A capital gain or capital loss may be disregarded where a capital gains tax event happens to a dwelling if you owned it as the trustee or beneficiary of the deceased estate.

For a dwelling acquired by the deceased before 19 September 1985, that was the deceased's main residence you will be entitled to a full exemption if your ownership interest ends within two years of the deceased's death. Your ownership interest ends at the time of settlement of the contract of sale.

In your case, the deceased acquired the property before 19 September 1985. After the deceased passed away, you owned the property as trustee of the estate. The property was the deceased's main residence until they passed away.

The property settled more than two years after the deceased's death. Therefore, you require the Commissioner's discretion to extend the two-year period to be eligible for an exemption.

Practical Compliance Guideline 2019/5 (PCG 2019/5), Capital gains tax and deceased estates - the Commissioner's discretion to extend the 2-year period to dispose of dwellings acquired from a deceased estate. Provides guidance on factors we consider when deciding whether to grant the discretion.

Paragraph 3 provides that we will allow a longer period where the dwelling could not be sold and settled within two years of the deceased's death due to reasons beyond your control that existed for a significant portion of the first two years.

Paragraph 14 explains we weigh up all of the factors (both favourable and adverse) in regard to the facts and circumstances of your case.

Paragraph 17 provides a list of other factors that may be relevant to the exercise of the Commissioner's discretion which includes the sensitivity of your personal circumstances including:

•         the sensitivity of your personal circumstances and of other surviving relatives of the deceased

•         the degree of difficulty in locating all beneficiaries required to prove the will

•         any period the dwelling was used to produce assessable income, and

•         the length of time you held the ownership interest in the dwelling.

Application to your circumstances

We have applied your facts and circumstances to the PCG 2019/5 noted above. We considered the property was not used for income producing purposes and was the main residence of the deceased.

We further considered, the significant time you held the property before putting on the market for sale.

There was no challenge to the ownership of the property or to the deceased's will causing delay to sell the property. There were no other significant factors provided that would delay selling the property.

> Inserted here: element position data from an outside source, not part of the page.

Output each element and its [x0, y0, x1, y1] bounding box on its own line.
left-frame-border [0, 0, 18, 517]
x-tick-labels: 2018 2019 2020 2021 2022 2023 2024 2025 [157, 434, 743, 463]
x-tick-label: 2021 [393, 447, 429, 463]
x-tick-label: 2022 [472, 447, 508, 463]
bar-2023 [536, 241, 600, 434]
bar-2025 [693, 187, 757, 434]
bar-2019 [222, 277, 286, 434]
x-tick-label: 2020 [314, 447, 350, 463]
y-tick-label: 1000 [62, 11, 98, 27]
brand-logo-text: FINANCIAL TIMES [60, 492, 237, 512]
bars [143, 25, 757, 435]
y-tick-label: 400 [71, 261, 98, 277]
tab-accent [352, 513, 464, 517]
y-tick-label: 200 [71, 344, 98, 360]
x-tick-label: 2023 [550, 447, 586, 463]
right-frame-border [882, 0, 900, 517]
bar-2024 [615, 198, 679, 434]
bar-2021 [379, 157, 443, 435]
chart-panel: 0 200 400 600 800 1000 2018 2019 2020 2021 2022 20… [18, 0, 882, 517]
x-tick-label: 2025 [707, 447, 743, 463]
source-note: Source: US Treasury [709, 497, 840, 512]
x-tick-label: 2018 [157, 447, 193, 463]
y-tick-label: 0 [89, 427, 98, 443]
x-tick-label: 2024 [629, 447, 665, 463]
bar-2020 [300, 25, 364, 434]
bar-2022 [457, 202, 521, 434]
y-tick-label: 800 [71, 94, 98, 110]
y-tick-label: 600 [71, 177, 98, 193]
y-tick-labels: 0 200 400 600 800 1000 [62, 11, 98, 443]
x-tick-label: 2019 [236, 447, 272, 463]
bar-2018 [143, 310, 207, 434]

Even though you contend this was not a refurbishment or improvement to the property, the delay in listing the property for sale was due to your choice to undertake necessary and useful repairs. Including making the decision to buy material second hand online and waiting for material prices that suited your allocated budget. Furthermore, the necessary repairs were further delayed due to waiting for family friends to undertake the works outside of business hours or on weekends.

Therefore, we do not consider your facts and circumstances that delayed selling the property within the 2 year discretionary period sufficient factors where we would allow an extension.

The Commissioner will not apply their discretion under subsection 118-195(1) of the ITAA 1997 to allow an extension of the two-year time limit to dispose of the property.

Partial exemption for deceased estate dwellings

A main residence that the beneficiary disposes of more than 2 years after the death of the deceased that does not qualify for the full main residence exemption may qualify for a partial exemption. The partial exemption is based on the time the property was used as a main residence by the deceased, or the beneficiary, or a person who had a right to occupy the dwelling under the deceased's will, or the spouse of the deceased under section 118-200 of the ITAA 1997.

The normal CGT rules will apply to the disposal of the property and the first element of the cost base is its market value on the deceased's date of death. The cost for the necessary repairs can be included in the cost base and you are entitled to apply the 50% CGT discount on the capital gain on disposal of the property.